Linda Malcolm

View Original

On Skis

The Malcolms have been in New Hampshire scooting around in calf-high hard plastic boots with slick one-by-fours snapped onto the bottom.  Some of us point them down the mountain and ski.  Personally, I traverse across the mountain and brake.  If the run is gentle, I straighten them out a bit, aim downhill, and work on that parallel sway I see others doing on the steep bits. 

But generally, I grip the side of the mountain with the sharp edges of my skis.  If the pace quickens too rapidly, I turn harder and carve lines into the snow pack with the edges of my skis and conquer the mountain by stopping.  With this maneuver, I imagine I leave giant fans imprinted on the snow behind me, like the tail of a fancy goldfish. 

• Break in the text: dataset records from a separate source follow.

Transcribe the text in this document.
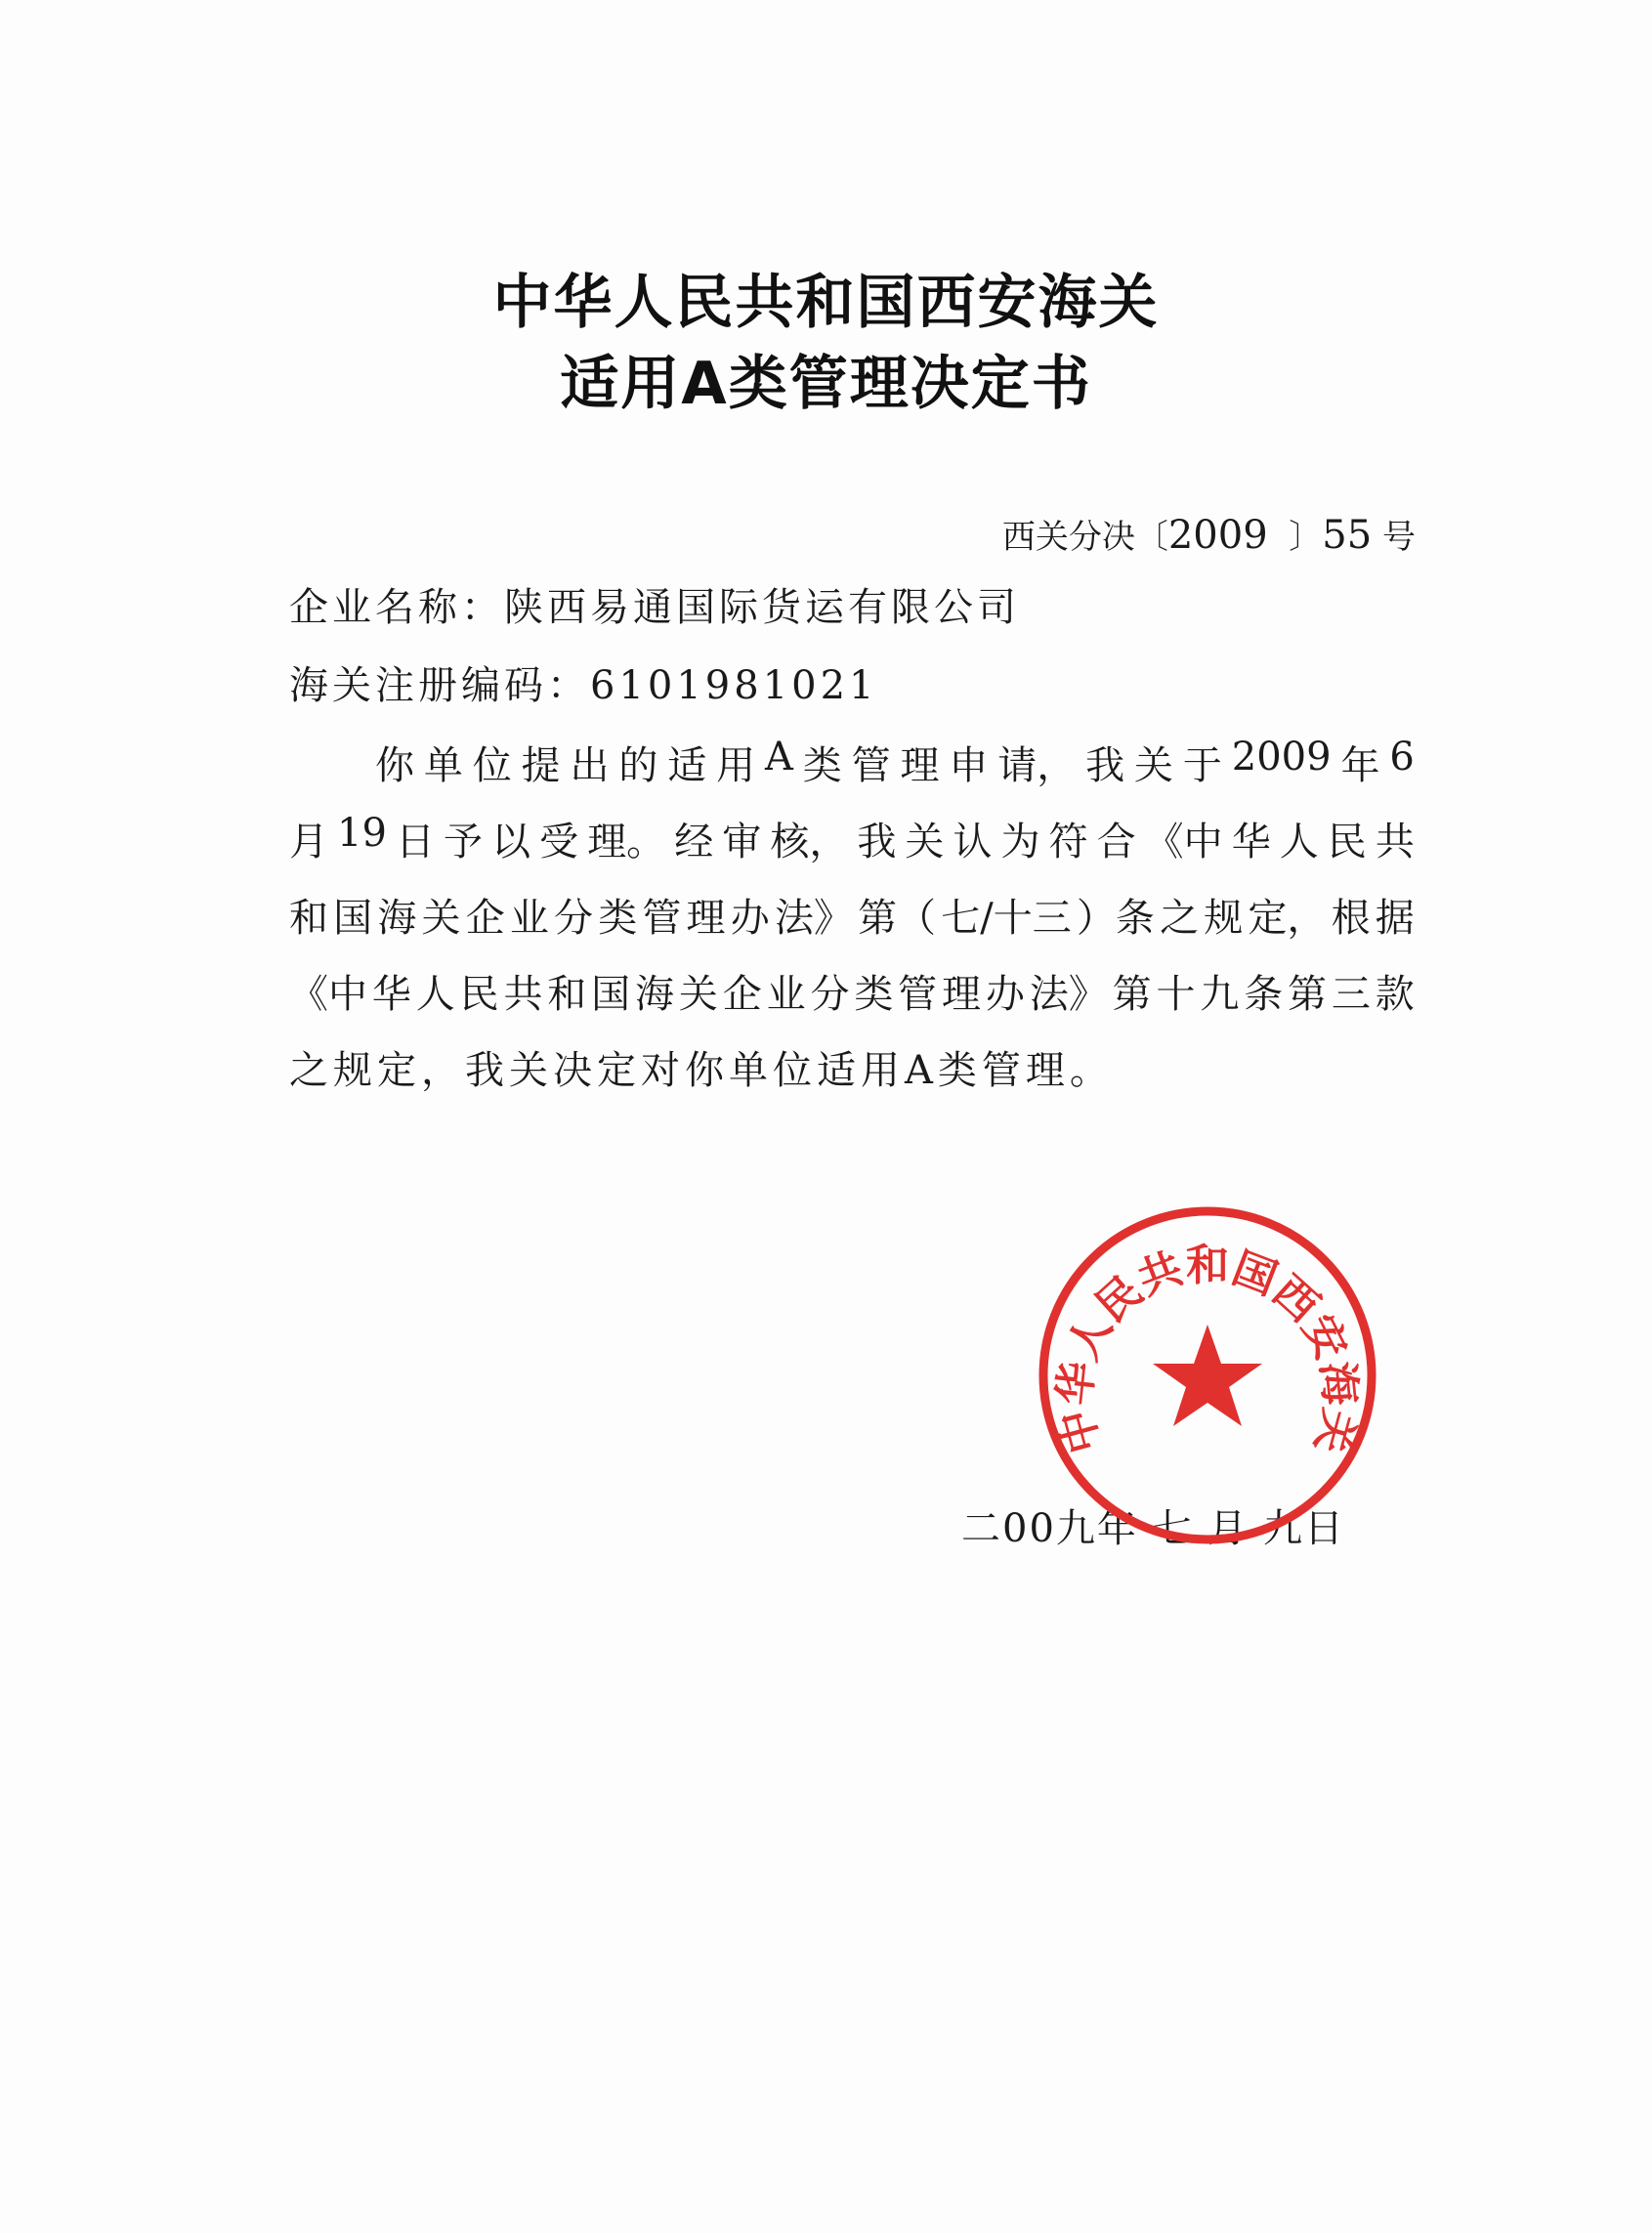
中华人民共和国西安海关
适用A类管理决定书
西关分决〔2009 〕55 号
企业名称：陕西易通国际货运有限公司
海关注册编码：6101981021
你 单 位 提 出 的 适 用 A 类 管 理 申 请， 我 关 于 2009 年 6
月 19 日 予 以 受 理。 经 审 核， 我 关 认 为 符 合 《中 华 人 民 共
和 国 海 关 企 业 分 类 管 理 办 法》 第（ 七/十三 ）条 之 规 定， 根 据
《中 华 人 民 共 和 国 海 关 企 业 分 类 管 理 办 法》 第 十 九 条 第 三 款
之规定，我关决定对你单位适用A类管理。
二00九年 七 月 九日
中华人民共和国西安海关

Daily the view changes.  One day was full of blue sky and sun.  Another, day-long huge snowflakes fell against the evergreens making it feel like I was skiing in a snow globe.  Another, high clouds and strong winds left me not looking around but rather head down into the wind as I worked my way down the mountain.  Yesterday, at the 3,064-foot summit of Loon Mountain, I looked down into the soft, hazy clouds hovering in the space between the mountains.  I looked down into the clouds.

For a flat-lander who grew up at around 500-foot elevation, the thoughts of a being atop a mountain summit, skiing down the side of a mountain, and looking down into clouds… well, I’m intermittently rattled and awed.  On every run, I pull over to the side of the ski trails a half dozen times to look at the mountainous horizon.  From the lower half of Loon Mountain, I see tract buildings on the side of a mountain below and in front of me.  It’s a bit unsettling, for they look like they are pitched forward, about to fall into the valley.    

The ski trails are crowded here with skiers like us on February break from Massachusetts, Rhode Island, and New York. Wisely, New Hampshire and Vermont hold off their schools’ winter break until next week.  Then they can have the mountains to themselves mid-week.  The skiers rather than the mountain have been my biggest challenge this week.  The skier with the right-of-way is the one downhill; logical as we don’t have rearview mirrors.  This is a fine rule for adept skiers who can pick a line through and around those in front of them.  I generally don’t need to worry about passing other skiers, until I come up on a new skier.  My muscles stiffen when I see a skier making unpredictable, wide traverses, and slow turns.  I’m not sure where to pass them, so instead, I stalk them down the trail until it widens enough for me to comfortably make a move.  I’m the same obstacle to those behind me.

From the summit of Loon Mountain, white capped, 6,288-foot high Mt. Washington in the distance. Mt. Washington’s conditions today: 8 degrees F with 53 mph wind. Not gusting… solid 53 mph wind speed.

The longest green trail I skied this trip runs from the summit all the way to the bottom of the mountain.  Green trails, being the easiest and just above the bunny hill, is where relatively new skiers and no-thrill skiers such as myself practice our craft.  Plus, the snowboarders.  I can’t move beyond thinking that people with both legs attached to a wide surfboard on the snow have much less control than those of us attached to two skinny sticks.  The sound of a snowboarder behind me is unnerving.  Boarders have only two edges to carve and do so by manipulating their full body weight between the two.  Often, they travel in groups – this sounds like a grinding stampede coming down the mountain. 

Skiers and snowboarders in New England are more skilled with edges than people who learn to ski out west, for we have ice.  Skiing out west feels like a nonstop trip on marshmallows.  New Englanders are used to the feel and to the sound of grinding edges on patches of ice.  I asked Liam what he thought that scrape sounded like.  “Coffee grinder?”  A good analogy.  As for me, fingernails on a chalkboard.  I end each ice grinding of my skis with a little shudder.  Assuming I see the ice before I hit it, I run my skis across the mountain, dig in the edges, and scrape-slide down until I hit snow.  When a snowboarder hits ice behind me, it sounds like a Mac truck with an engaged snow plow sliding down a giant chalk board.  I grit my teeth and wait for impact.  I narrow my traverse trying to leave as much free trail as possible for this runaway semi.

While I often stop to the side of the trail to admire the view, I do the same to let traffic – boarders and skiers – go by me.  Much like getting onto a busy highway, I watch for a gap, preferably re-entering when the uphill trail is absolutely clear.  I like to have the mountain to myself.  To practice clinging to the side of it and building thunder thighs while doing so. 

By the end of the week, my thighs are my superpower and a hot bath soothes the pain.